We're going to have to think differently about how we design our spaces so that people who need more clues about where they are, are given that chance. Rather than think of it as the 'war on Alzheimer's', we need to say, 'This is a reality. How do we live with that? How do we minimize its impact'?"
So at the Bruyere, where quality of life linked to palliative care is the goal, research has been launched on how to make homes 'smarter', with perhaps an additional set of 'eyes and ears' to remove a portion of the burden from the caregiver. For example, if the sound of an Alzheimer's patient rising from bed, approaching a kitchen stove or a front door is heard, have a voice recording speaking familiarly to the person: "It could send a voice message; 'Honey, why don't you come back to bed'; like a substitute spouse."

At the Acute Care of the Elderly unit of the Queensway Carleton Hospital, rooms are colour-coded for the ease of visual hints when a confused patient attempts to find their way around, back to their room. Flooring is uniformly the same light colour, as those with dementia feel more comfortable with a light floor, misinterpreting dark areas for holes they could stumble through. Dark flooring as a consequence is used where patients are excluded from wandering.

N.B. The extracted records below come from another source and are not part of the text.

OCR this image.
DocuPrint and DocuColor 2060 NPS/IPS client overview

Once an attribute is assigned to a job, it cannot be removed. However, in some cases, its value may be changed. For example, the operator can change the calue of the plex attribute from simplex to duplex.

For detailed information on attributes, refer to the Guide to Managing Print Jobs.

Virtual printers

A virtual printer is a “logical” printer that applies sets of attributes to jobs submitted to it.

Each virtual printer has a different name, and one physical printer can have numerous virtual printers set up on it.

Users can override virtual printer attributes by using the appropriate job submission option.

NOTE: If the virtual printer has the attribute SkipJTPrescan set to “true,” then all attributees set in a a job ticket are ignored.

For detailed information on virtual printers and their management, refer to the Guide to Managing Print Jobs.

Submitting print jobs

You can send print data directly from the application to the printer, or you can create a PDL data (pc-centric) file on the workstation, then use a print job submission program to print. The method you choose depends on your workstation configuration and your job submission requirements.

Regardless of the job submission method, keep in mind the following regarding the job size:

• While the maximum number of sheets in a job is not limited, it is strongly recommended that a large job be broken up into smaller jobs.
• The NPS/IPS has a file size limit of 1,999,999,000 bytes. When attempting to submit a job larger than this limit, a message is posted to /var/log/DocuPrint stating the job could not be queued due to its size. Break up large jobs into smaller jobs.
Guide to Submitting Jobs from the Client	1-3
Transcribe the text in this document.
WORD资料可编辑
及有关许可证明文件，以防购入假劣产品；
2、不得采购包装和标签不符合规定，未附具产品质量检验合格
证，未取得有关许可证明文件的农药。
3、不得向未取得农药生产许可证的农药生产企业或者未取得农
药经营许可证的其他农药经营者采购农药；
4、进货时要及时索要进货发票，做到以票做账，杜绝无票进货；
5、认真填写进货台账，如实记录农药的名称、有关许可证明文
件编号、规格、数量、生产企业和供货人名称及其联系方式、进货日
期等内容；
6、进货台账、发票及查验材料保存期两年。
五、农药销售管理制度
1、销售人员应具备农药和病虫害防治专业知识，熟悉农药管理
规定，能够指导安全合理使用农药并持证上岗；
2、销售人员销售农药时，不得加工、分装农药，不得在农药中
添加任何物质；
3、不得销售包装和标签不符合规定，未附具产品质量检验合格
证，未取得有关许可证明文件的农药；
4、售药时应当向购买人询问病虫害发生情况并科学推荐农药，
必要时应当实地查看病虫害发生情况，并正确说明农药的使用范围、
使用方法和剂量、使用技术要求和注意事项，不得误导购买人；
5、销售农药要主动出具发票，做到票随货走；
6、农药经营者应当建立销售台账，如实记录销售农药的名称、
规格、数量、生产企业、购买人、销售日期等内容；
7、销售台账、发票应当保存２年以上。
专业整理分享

The Alzheimer's Society has a host of coping strategies, such as painting or wallpapering doors to give them less of an appearance of being a door, of moving the locks on doors to make them less accessible, to placing hats and coats out of direct sight so no reminder of exiting the house can be triggered. Furniture arranged differently, to alter the movement flow in a room, away from exits. iPhones programmed to track a person; GPS devices worn like a wristwatch.
Unfortunately, there is no vaccine against dementia. Yet lifestyle and other factors play a role in the risk of developing a disease that may cause dementia. So, healthy lifestyle choices regarding diet, nutrition...exercise is recommended.